Towards Personalized Review Summarization by Modeling Historical Reviews from Customer and Product Separately
This work addresses the need for more accurate and personalized review summaries in E-commerce, though it is incremental as it builds on existing methods by improving how historical data is handled.
The paper tackles the problem of personalized review summarization by separately modeling historical reviews from customers and products, incorporating rating information and using a graph reasoning module with contrastive loss, achieving superior performance on four benchmark datasets.
Review summarization is a non-trivial task that aims to summarize the main idea of the product review in the E-commerce website. Different from the document summary which only needs to focus on the main facts described in the document, review summarization should not only summarize the main aspects mentioned in the review but also reflect the personal style of the review author.

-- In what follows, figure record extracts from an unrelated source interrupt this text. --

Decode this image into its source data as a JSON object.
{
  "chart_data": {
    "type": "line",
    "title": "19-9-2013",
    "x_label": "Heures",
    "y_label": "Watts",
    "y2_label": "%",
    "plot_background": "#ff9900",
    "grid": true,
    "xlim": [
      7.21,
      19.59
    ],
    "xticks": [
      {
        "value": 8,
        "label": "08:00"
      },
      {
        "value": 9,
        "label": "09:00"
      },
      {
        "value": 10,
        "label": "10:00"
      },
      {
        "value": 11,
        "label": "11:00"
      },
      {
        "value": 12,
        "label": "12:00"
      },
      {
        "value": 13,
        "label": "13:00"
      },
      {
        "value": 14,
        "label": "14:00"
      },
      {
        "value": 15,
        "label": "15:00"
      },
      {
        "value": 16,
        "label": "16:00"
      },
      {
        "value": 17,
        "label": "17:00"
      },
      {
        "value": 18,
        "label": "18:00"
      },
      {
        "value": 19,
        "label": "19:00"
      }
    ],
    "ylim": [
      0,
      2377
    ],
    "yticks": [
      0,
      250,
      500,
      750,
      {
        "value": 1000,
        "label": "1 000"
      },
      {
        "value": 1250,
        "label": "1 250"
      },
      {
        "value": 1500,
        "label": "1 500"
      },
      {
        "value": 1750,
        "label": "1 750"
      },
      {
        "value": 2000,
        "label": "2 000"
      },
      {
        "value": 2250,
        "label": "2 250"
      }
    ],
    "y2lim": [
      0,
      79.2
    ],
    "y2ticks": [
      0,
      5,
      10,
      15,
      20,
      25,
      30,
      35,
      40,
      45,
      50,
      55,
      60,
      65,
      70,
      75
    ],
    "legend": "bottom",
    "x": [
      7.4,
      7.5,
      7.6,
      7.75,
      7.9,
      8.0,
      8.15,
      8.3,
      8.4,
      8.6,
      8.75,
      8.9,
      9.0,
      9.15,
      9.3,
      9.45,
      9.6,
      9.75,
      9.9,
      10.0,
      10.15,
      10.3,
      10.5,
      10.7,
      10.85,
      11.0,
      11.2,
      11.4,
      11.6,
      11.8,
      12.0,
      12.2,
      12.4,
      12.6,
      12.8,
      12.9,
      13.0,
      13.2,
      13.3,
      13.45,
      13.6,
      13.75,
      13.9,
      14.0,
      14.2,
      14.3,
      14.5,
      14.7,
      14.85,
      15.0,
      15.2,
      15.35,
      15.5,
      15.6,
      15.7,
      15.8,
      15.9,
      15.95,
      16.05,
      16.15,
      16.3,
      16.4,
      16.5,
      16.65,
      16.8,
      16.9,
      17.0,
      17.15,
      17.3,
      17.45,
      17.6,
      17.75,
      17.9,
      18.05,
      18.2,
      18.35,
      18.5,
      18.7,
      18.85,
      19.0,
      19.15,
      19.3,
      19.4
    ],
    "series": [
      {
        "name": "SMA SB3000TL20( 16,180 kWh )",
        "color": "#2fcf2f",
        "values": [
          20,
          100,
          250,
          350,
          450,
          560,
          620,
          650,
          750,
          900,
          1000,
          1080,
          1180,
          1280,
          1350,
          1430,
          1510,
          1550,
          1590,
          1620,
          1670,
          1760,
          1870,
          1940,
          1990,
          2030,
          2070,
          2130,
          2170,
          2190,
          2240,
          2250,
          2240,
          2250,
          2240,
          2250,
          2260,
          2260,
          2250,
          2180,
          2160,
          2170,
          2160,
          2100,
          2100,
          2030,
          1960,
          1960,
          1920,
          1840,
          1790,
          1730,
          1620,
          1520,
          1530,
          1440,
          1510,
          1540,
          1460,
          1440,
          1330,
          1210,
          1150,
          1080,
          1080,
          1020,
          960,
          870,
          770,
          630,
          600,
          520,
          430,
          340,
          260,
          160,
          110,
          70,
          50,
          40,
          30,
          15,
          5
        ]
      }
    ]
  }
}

Although existing review summarization methods have incorporated the historical reviews of both customer and product, they usually simply concatenate and indiscriminately model this two heterogeneous information into a long sequence. Moreover, the rating information can also provide a high-level abstraction of customer preference, it has not been used by the majority of methods. In this paper, we propose the Heterogeneous Historical Review aware Review Summarization Model (HHRRS) which separately models the two types of historical reviews with the rating information by a graph reasoning module with a contrastive loss. We employ a multi-task framework that conducts the review sentiment classification and summarization jointly. Extensive experiments on four benchmark datasets demonstrate the superiority of HHRRS on both tasks.